Apesar de oito votos a favor da cassação da liminar que, em abril, suspendeu a Operação Upatakon 3, da Polícia Federal, o ministro Marco Aurélio pediu vista também do processo que resultou na concessão da liminar. Sem decisão pela cassação da liminar, a Polícia Federal não pode retirar os arrozeiros da área da reserva.

Ellen Gracie afirmou em seu voto que acompanha “as preocupações externadas pelo ministro Menezes Direito”, que decidiu pela demarcação contínua, mas com 18 restrições. A ministra acredita que o julgamento de hoje (10) servirá como modelo para as próximas decisões sobre as terras indígenas.

“Essa decisão será um norte sobre como encarar as questões de marcação indígena daqui para adiante. É preciso que o Estado brasileiro se movimente no resgate dessa dívida ancestral que temos com a população indígena”, disse.

A sessão foi encerrada às 18h20.

STF suspende julgamento de Raposa Serra do Sol

Após apresentação do voto do ministro do Supremo Tribunal Federal (STF) Carlos Ayres Britto, que deu parecer pela manutenção da demarcação da Terra Indígena Raposa Serra do Sol (RR) em área contínua, o ministro Carlos Alberto Menezes Direito pediu vista do processo.
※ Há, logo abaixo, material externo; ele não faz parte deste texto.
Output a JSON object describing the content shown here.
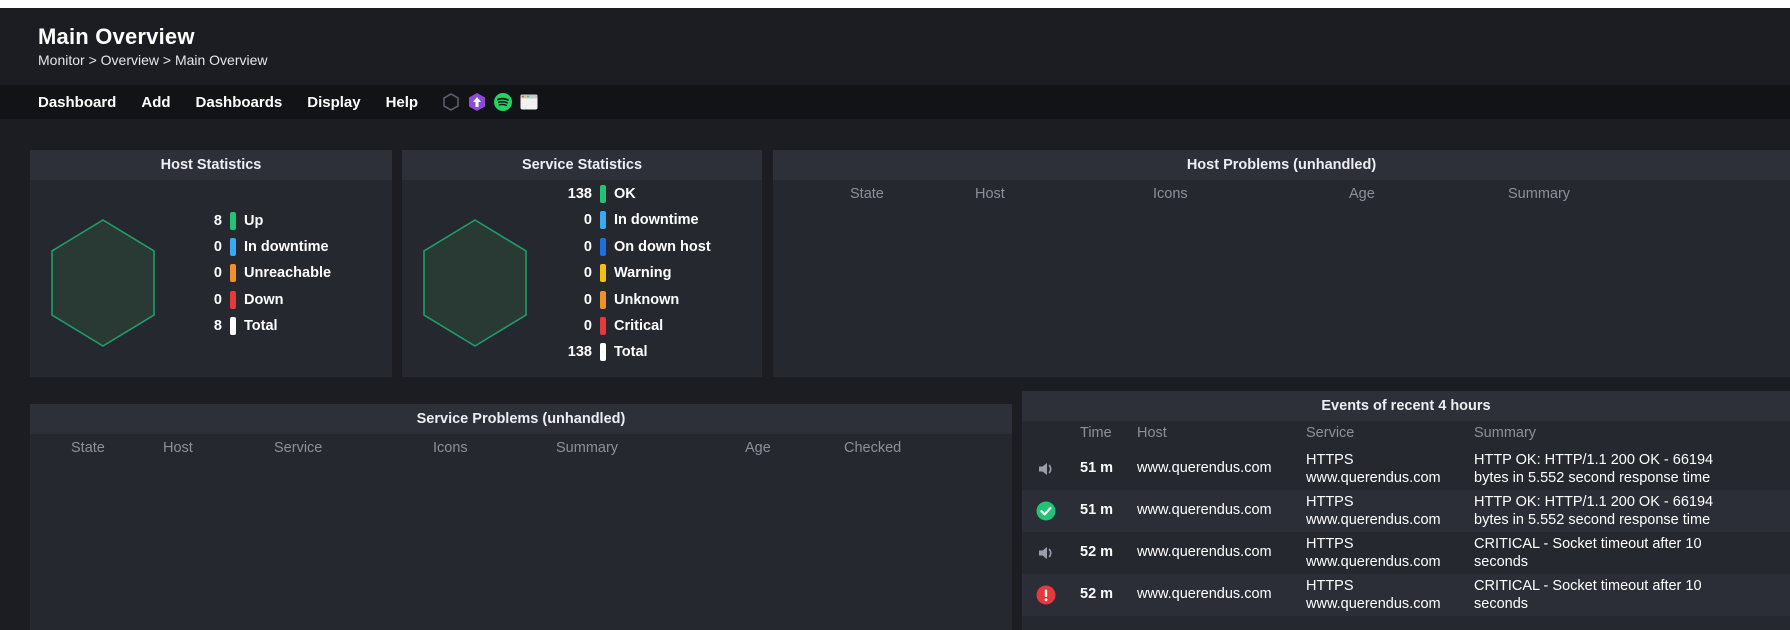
{
  "header": {
    "title": "Main Overview",
    "breadcrumb": "Monitor > Overview > Main Overview"
  },
  "menu": {
    "items": [
      "Dashboard",
      "Add",
      "Dashboards",
      "Display",
      "Help"
    ],
    "icons": [
      "hexagon-outline-icon",
      "upload-badge-icon",
      "spotify-icon",
      "window-icon"
    ]
  },
  "host_statistics": {
    "title": "Host Statistics",
    "rows": [
      {
        "count": "8",
        "label": "Up",
        "color": "#22c277"
      },
      {
        "count": "0",
        "label": "In downtime",
        "color": "#3aa9f4"
      },
      {
        "count": "0",
        "label": "Unreachable",
        "color": "#f0902a"
      },
      {
        "count": "0",
        "label": "Down",
        "color": "#e5393b"
      },
      {
        "count": "8",
        "label": "Total",
        "color": "#ffffff"
      }
    ]
  },
  "service_statistics": {
    "title": "Service Statistics",
    "rows": [
      {
        "count": "138",
        "label": "OK",
        "color": "#22c277"
      },
      {
        "count": "0",
        "label": "In downtime",
        "color": "#3aa9f4"
      },
      {
        "count": "0",
        "label": "On down host",
        "color": "#1e6fe0"
      },
      {
        "count": "0",
        "label": "Warning",
        "color": "#f4c20d"
      },
      {
        "count": "0",
        "label": "Unknown",
        "color": "#f0902a"
      },
      {
        "count": "0",
        "label": "Critical",
        "color": "#e5393b"
      },
      {
        "count": "138",
        "label": "Total",
        "color": "#ffffff"
      }
    ]
  },
  "host_problems": {
    "title": "Host Problems (unhandled)",
    "columns": [
      "State",
      "Host",
      "Icons",
      "Age",
      "Summary"
    ]
  },
  "service_problems": {
    "title": "Service Problems (unhandled)",
    "columns": [
      "State",
      "Host",
      "Service",
      "Icons",
      "Summary",
      "Age",
      "Checked"
    ]
  },
  "events": {
    "title": "Events of recent 4 hours",
    "columns": [
      "Time",
      "Host",
      "Service",
      "Summary"
    ],
    "rows": [
      {
        "icon": "speaker-icon",
        "time": "51 m",
        "host": "www.querendus.com",
        "service_1": "HTTPS",
        "service_2": "www.querendus.com",
        "summary_1": "HTTP OK: HTTP/1.1 200 OK - 66194",
        "summary_2": "bytes in 5.552 second response time"
      },
      {
        "icon": "ok-check-icon",
        "time": "51 m",
        "host": "www.querendus.com",
        "service_1": "HTTPS",
        "service_2": "www.querendus.com",
        "summary_1": "HTTP OK: HTTP/1.1 200 OK - 66194",
        "summary_2": "bytes in 5.552 second response time"
      },
      {
        "icon": "speaker-icon",
        "time": "52 m",
        "host": "www.querendus.com",
        "service_1": "HTTPS",
        "service_2": "www.querendus.com",
        "summary_1": "CRITICAL - Socket timeout after 10",
        "summary_2": "seconds"
      },
      {
        "icon": "critical-alert-icon",
        "time": "52 m",
        "host": "www.querendus.com",
        "service_1": "HTTPS",
        "service_2": "www.querendus.com",
        "summary_1": "CRITICAL - Socket timeout after 10",
        "summary_2": "seconds"
      }
    ]
  },
  "colors": {
    "background": "#1b1d23",
    "panel": "#262830",
    "panel_header": "#2d3039",
    "hexagon_stroke": "#1f9e6a",
    "ok": "#22c277",
    "critical": "#e5393b"
  }
}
O presidente do Supremo, ministro Gilmar Mendes, disse que pretende retornar com a ação ao plenário "se possível ainda neste semestre".
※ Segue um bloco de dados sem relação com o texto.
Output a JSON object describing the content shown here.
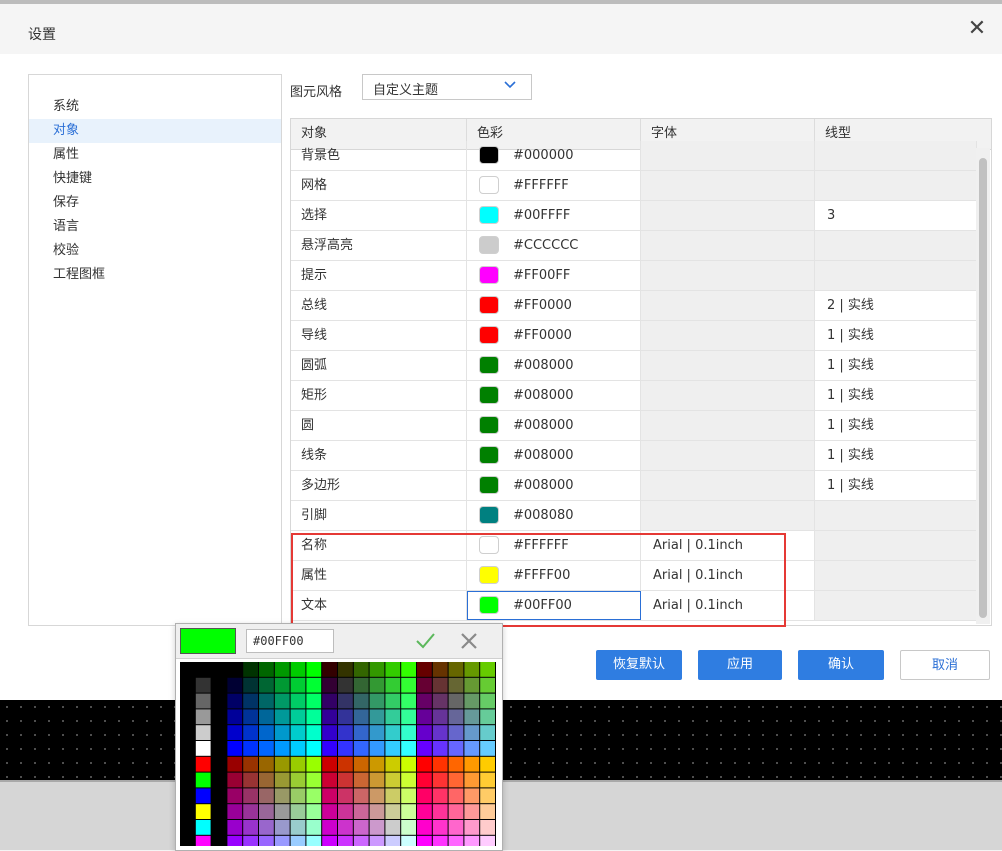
{
  "dialog": {
    "title": "设置",
    "close_label": "✕"
  },
  "nav": {
    "items": [
      {
        "label": "系统",
        "active": false
      },
      {
        "label": "对象",
        "active": true
      },
      {
        "label": "属性",
        "active": false
      },
      {
        "label": "快捷键",
        "active": false
      },
      {
        "label": "保存",
        "active": false
      },
      {
        "label": "语言",
        "active": false
      },
      {
        "label": "校验",
        "active": false
      },
      {
        "label": "工程图框",
        "active": false
      }
    ]
  },
  "style": {
    "label": "图元风格",
    "value": "自定义主题"
  },
  "table": {
    "headers": [
      "对象",
      "色彩",
      "字体",
      "线型"
    ],
    "rows": [
      {
        "name": "背景色",
        "color": "#000000",
        "hex": "#000000",
        "font": "",
        "line": ""
      },
      {
        "name": "网格",
        "color": "#FFFFFF",
        "hex": "#FFFFFF",
        "font": "",
        "line": ""
      },
      {
        "name": "选择",
        "color": "#00FFFF",
        "hex": "#00FFFF",
        "font": "",
        "line": "3"
      },
      {
        "name": "悬浮高亮",
        "color": "#CCCCCC",
        "hex": "#CCCCCC",
        "font": "",
        "line": ""
      },
      {
        "name": "提示",
        "color": "#FF00FF",
        "hex": "#FF00FF",
        "font": "",
        "line": ""
      },
      {
        "name": "总线",
        "color": "#FF0000",
        "hex": "#FF0000",
        "font": "",
        "line": "2 | 实线"
      },
      {
        "name": "导线",
        "color": "#FF0000",
        "hex": "#FF0000",
        "font": "",
        "line": "1 | 实线"
      },
      {
        "name": "圆弧",
        "color": "#008000",
        "hex": "#008000",
        "font": "",
        "line": "1 | 实线"
      },
      {
        "name": "矩形",
        "color": "#008000",
        "hex": "#008000",
        "font": "",
        "line": "1 | 实线"
      },
      {
        "name": "圆",
        "color": "#008000",
        "hex": "#008000",
        "font": "",
        "line": "1 | 实线"
      },
      {
        "name": "线条",
        "color": "#008000",
        "hex": "#008000",
        "font": "",
        "line": "1 | 实线"
      },
      {
        "name": "多边形",
        "color": "#008000",
        "hex": "#008000",
        "font": "",
        "line": "1 | 实线"
      },
      {
        "name": "引脚",
        "color": "#008080",
        "hex": "#008080",
        "font": "",
        "line": ""
      },
      {
        "name": "名称",
        "color": "#FFFFFF",
        "hex": "#FFFFFF",
        "font": "Arial | 0.1inch",
        "line": ""
      },
      {
        "name": "属性",
        "color": "#FFFF00",
        "hex": "#FFFF00",
        "font": "Arial | 0.1inch",
        "line": ""
      },
      {
        "name": "文本",
        "color": "#00FF00",
        "hex": "#00FF00",
        "font": "Arial | 0.1inch",
        "line": ""
      }
    ]
  },
  "buttons": {
    "restore": "恢复默认",
    "apply": "应用",
    "confirm": "确认",
    "cancel": "取消"
  },
  "picker": {
    "current_color": "#00FF00",
    "hex_value": "#00FF00",
    "ok_icon": "check-icon",
    "cancel_icon": "x-icon"
  },
  "colors": {
    "accent": "#2f7de1",
    "highlight_border": "#e53935"
  }
}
Em seu voto, o ministro Ayres Britto rejeitou argumentos de suposta falsidade do laudo antropológico e proliferação estimulada de comunidades. Segundo o ministro, são nulas as titulações conferidas pelo Instituto Nacional de Colonização e Reforma Agrária (Incra) a não-índios, pois as terras “já eram e permanecem indígenas”.

Britto argumentou que, em Roraima, há terra em abundância para toda a população do estado. “Tudo em Roraima é grandioso. Se há, para 19 mil índios, 17 mil quilômetros quadrados, para uma população de menos de 400 mil não-índios há 121 mil quilômetros quadrados.”

Logo após o pedido de vista, Ayres Britto voltou a comentar seu voto e reforçou seu posicionamento favorável à demarcação contínua. “Só a demarcação pelo formato contínuo atende os parâmetros da Constituição, para assegurar aos índios o direito de reprodução física, de reprodução cultural, de manter seus usos, costumes e tradições. A mutilação, com demarcação tipo queijo suíço, fragmentada, inviabiliza os desígnios da Constituição.”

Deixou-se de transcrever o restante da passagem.